# Jalapeno Cheddar Venison Snack Sticks



## naterdump (Nov 5, 2018)

Hello, 
I've been a long time lurker, never posted before, but was wondering if anyone would be willing to share a good Jalapeno Cheddar Venison Snack Stick Recipe.  Have done a few varieties of snack sticks, and haven't found a jalapeno cheddar recipe to try yet.  Thanks in advance!!


----------



## WI_GameMeats (Nov 5, 2018)

I'm actually in the market for a solid recipe myself.  I just bought a pound of high temp cheddar cheese from Butcher and Packer, and I have a bunch of jalapenos frozen from this year's garden harvest.  My thought is to take a 60/40 (venison/pork) mixture with some seeded and then minced jalapenos combined with the cheese.  As for seasonings, I'd say salt, white pepper, paprika, sugar, and instacure.  IMHO the snack sticks are better with a simple seasoning approach.

For me it depends on when and if I get another deer this season to play around with.  I'll keep you posted on whether or not my freezer sees another deer!


----------



## indaswamp (Nov 7, 2018)

See the goose jalapeno cheese recipe in my sig.


----------



## WI_GameMeats (Nov 7, 2018)

Indaswamp - I think it's a broken link - other links in your sig work.


----------



## indaswamp (Nov 7, 2018)

Try it again, I just fixed it.


----------



## WI_GameMeats (Nov 7, 2018)

Alright I see it.
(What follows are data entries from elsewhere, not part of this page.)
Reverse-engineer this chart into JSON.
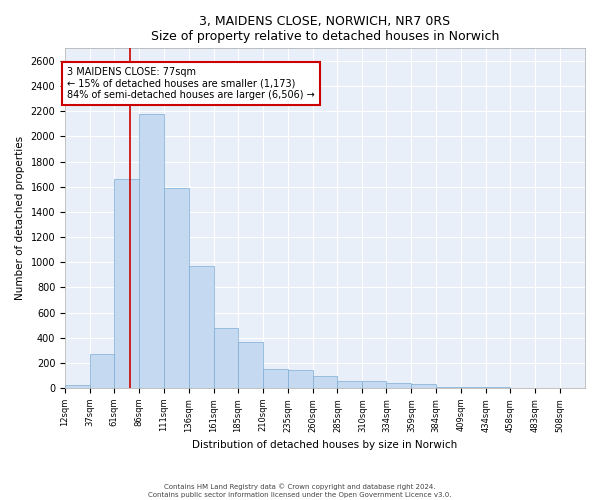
{
  "title": "3, MAIDENS CLOSE, NORWICH, NR7 0RS",
  "subtitle": "Size of property relative to detached houses in Norwich",
  "xlabel": "Distribution of detached houses by size in Norwich",
  "ylabel": "Number of detached properties",
  "property_size": 77,
  "property_label": "3 MAIDENS CLOSE: 77sqm",
  "annotation_line1": "← 15% of detached houses are smaller (1,173)",
  "annotation_line2": "84% of semi-detached houses are larger (6,506) →",
  "footer1": "Contains HM Land Registry data © Crown copyright and database right 2024.",
  "footer2": "Contains public sector information licensed under the Open Government Licence v3.0.",
  "bar_color": "#c5d9f0",
  "bar_edge_color": "#7dadd4",
  "vline_color": "#cc0000",
  "annotation_box_color": "#cc0000",
  "background_color": "#e8eff8",
  "grid_color": "#ffffff",
  "bins": [
    "12sqm",
    "37sqm",
    "61sqm",
    "86sqm",
    "111sqm",
    "136sqm",
    "161sqm",
    "185sqm",
    "210sqm",
    "235sqm",
    "260sqm",
    "285sqm",
    "310sqm",
    "334sqm",
    "359sqm",
    "384sqm",
    "409sqm",
    "434sqm",
    "458sqm",
    "483sqm",
    "508sqm"
  ],
  "bin_edges": [
    12,
    37,
    61,
    86,
    111,
    136,
    161,
    185,
    210,
    235,
    260,
    285,
    310,
    334,
    359,
    384,
    409,
    434,
    458,
    483,
    508
  ],
  "bar_heights": [
    25,
    270,
    1660,
    2180,
    1590,
    970,
    480,
    370,
    155,
    145,
    95,
    55,
    55,
    38,
    35,
    10,
    8,
    8,
    4,
    4,
    3
  ],
  "ylim": [
    0,
    2700
  ],
  "yticks": [
    0,
    200,
    400,
    600,
    800,
    1000,
    1200,
    1400,
    1600,
    1800,
    2000,
    2200,
    2400,
    2600
  ]
}
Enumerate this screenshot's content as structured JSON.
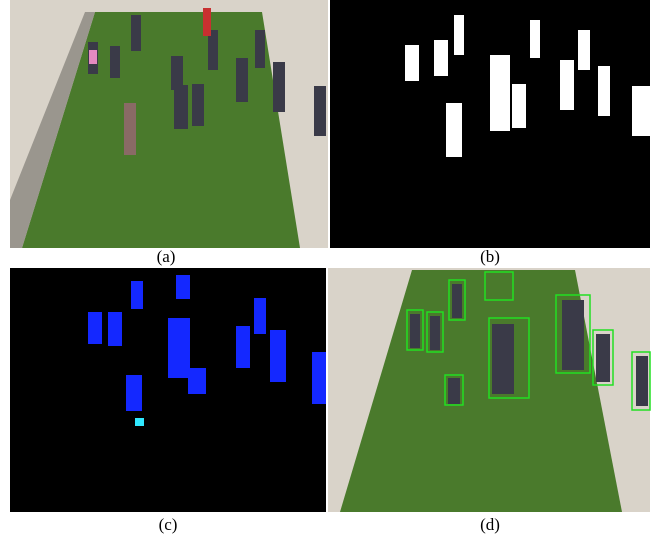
{
  "panels": [
    {
      "caption": "(a)"
    },
    {
      "caption": "(b)"
    },
    {
      "caption": "(c)"
    },
    {
      "caption": "(d)"
    }
  ]
}
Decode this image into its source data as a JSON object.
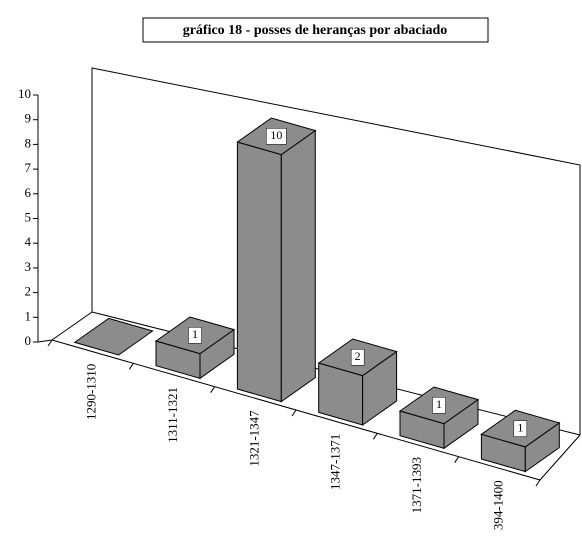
{
  "chart_data": {
    "type": "bar3d",
    "title": "gráfico 18 - posses de heranças por abaciado",
    "categories": [
      "1290-1310",
      "1311-1321",
      "1321-1347",
      "1347-1371",
      "1371-1393",
      "394-1400"
    ],
    "values": [
      0,
      1,
      10,
      2,
      1,
      1
    ],
    "color": "#8c8c8c",
    "ylim": [
      0,
      10
    ],
    "yticks": [
      0,
      1,
      2,
      3,
      4,
      5,
      6,
      7,
      8,
      9,
      10
    ]
  }
}
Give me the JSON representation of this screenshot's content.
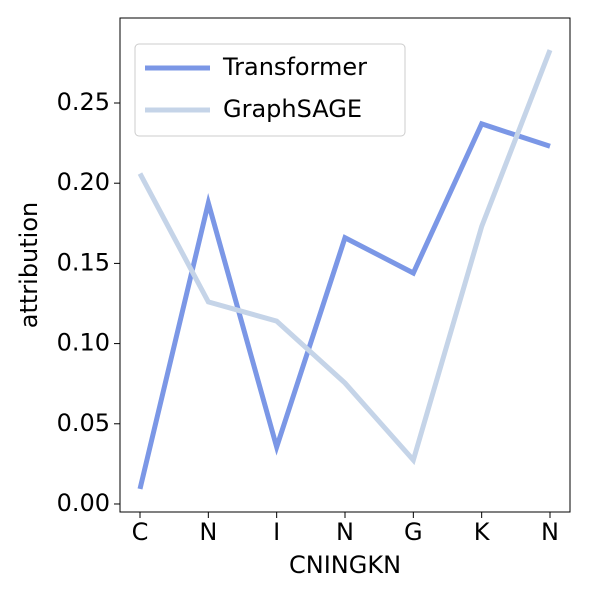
{
  "chart_data": {
    "type": "line",
    "categories": [
      "C",
      "N",
      "I",
      "N",
      "G",
      "K",
      "N"
    ],
    "x_label": "CNINGKN",
    "y_label": "attribution",
    "series": [
      {
        "name": "Transformer",
        "color": "#7b97e6",
        "values": [
          0.0094,
          0.1877,
          0.0355,
          0.166,
          0.144,
          0.237,
          0.223
        ]
      },
      {
        "name": "GraphSAGE",
        "color": "#c5d4e8",
        "values": [
          0.206,
          0.126,
          0.114,
          0.0754,
          0.0274,
          0.173,
          0.283
        ]
      }
    ],
    "ylim": [
      -0.005,
      0.303
    ],
    "yticks": [
      {
        "value": 0,
        "label": "0.00"
      },
      0.05,
      {
        "value": 0.1,
        "label": "0.10"
      },
      0.15,
      {
        "value": 0.2,
        "label": "0.20"
      },
      0.25
    ],
    "grid": false,
    "legend": "upper left"
  }
}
Those look good!

What dry seasonings did you add to it?


----------



## indaswamp (Nov 7, 2018)

Recipe is here in the thread:
https://www.smokingmeatforums.com/t...edder-smoke-sausage-snack-links.271905/page-3

If I make it again I will add a little more vinegar and some dried jalapeno powder for a more pronounced jalapeno flavor.....


----------